Soçi’den kesin bir çözüm beklememekle birlikte, genel bir yaklaşımın çıkabileceği ve başta sömürgeci devletler olmak üzere mevcut statükodan nemalanan güçlerin bundan faydalanabileceği ihtimal dahilindedir. Bunun başlıca sebebi Rusya’nın öncülük ettiği blokun hazırlamış olduğu Anayasa Taslağının PYD/YPG/SDG de dahil olmak üzere, hemen hemen bütün taraflarca kabul edilmiş olmasıdır. ENKS’nin Suriye’de gerçek ve adil bir barışın tesisi için, bütün etnik ve inanç gruplarının haklarını güvence altına alan yeni bir Anayasanın hazırlanması önerisinin, bu dağınık ve parçalı durum karşısında karşılık bulması oldukça güçtür.
Kuşkusuz Suriye somutunda Kürtlerin yerleşik olduğu bölge, bir başına ele alındığında, yekpare bir bütünlük oluşturmuyor. T.C.’nin Menbiç ile İdlib’i işgal altında tutmasıyla birlikte Afrin ile Kürdistan’ın diğer kesimi arasındaki bağlantı ancak K. Kürdistan ya da Esad güçlerinin hakimiyet kurduğu topraklar üzerinden sağlanabilir. Bu durum, Suriye siyasal haritası içinde Kürdistan’ın ‘bölünmüş’ olduğunu ifade eder. Bu nedenle Kürtlerin bölgesel bir çözüm istemeleri ve hayata geçirmeleri bir hayli müşkil görünmektedir. PYD/YPG/SDG’nin böyle bir talebinin olmadığı bilinmektedir. Kürtleri andıracak bir tabir kullanmaktan imtina eden PYD, çözüm masasında kültürel haklardan ibaret bir talebi dile getirmenin ötesine geçmemekte, ‘birleşik ve demokratik Suriye’nin savunuculuğunu yapmaya devam etmektedir.

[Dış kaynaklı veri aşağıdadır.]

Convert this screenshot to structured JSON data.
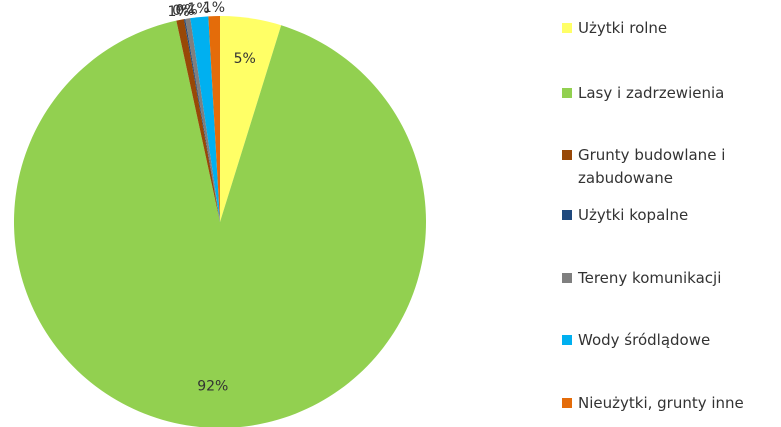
{
  "chart_data": {
    "type": "pie",
    "categories": [
      "Użytki rolne",
      "Lasy i zadrzewienia",
      "Grunty budowlane i zabudowane",
      "Użytki kopalne",
      "Tereny komunikacji",
      "Wody śródlądowe",
      "Nieużytki, grunty inne"
    ],
    "values": [
      4.8,
      91.8,
      0.6,
      0.1,
      0.4,
      1.4,
      0.9
    ],
    "value_labels": [
      "5%",
      "92%",
      "1%",
      "0%",
      "0%",
      "1%",
      "1%"
    ],
    "colors": [
      "#ffff66",
      "#92d050",
      "#984807",
      "#1f497d",
      "#7f7f7f",
      "#00b0f0",
      "#e46c0a"
    ],
    "legend": "right"
  }
}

Bu çerçevede olsa dahi mevcut haliyle Kürt muhalefeti, başta Esad olmak üzere İran ve Türkiye karşısında kendi taleplerinin tahakkukunu sağlamakta zorlanacaktır. Çünkü zaten yetersiz olan muhalefet, kendi içinde bölünmüş ve ayrı hareket eden haliyle oldukça tecrübeli ve örgütlü güçler
karşısında etkinlik sağlayamaz. Yapılması gereken tek şey, Güney’de yaşananlardan da ders alarak, ulusal talepler çerçevesinde bir an önce Ulusal Güçbirliği ve gerek Güney Batı Kürdistan coğrafyasında gerekse uluslar arası barış görüşmelerinde güçlü bir temsiliyetle oluşturarak haklar temelinde bir mücadele yürütmektir. Aksi takdirde başarıya ulaşmak oldukça güç görünmektedir. Unutmamak lazım ki ENKS’ye yeşil ışık yakan TC, gerçekten Kürtlerin haklarına saygı duyduğu için değil, cephede etkin bir güç olan SDG’yi dışarda tutmak için buna rıza göstermektedir anca hak tanımaya gelince, ilk itiraz edecek olan kendisi olacaktır. Egemen devletler arasındaki eş güdümlü manevralara aldanarak güçsüz cephelerde diretmek kimsenin yararına olmayacaktır, tam tersine bu yaklaşım, bütün bir halkın mahvına yol açacaktır.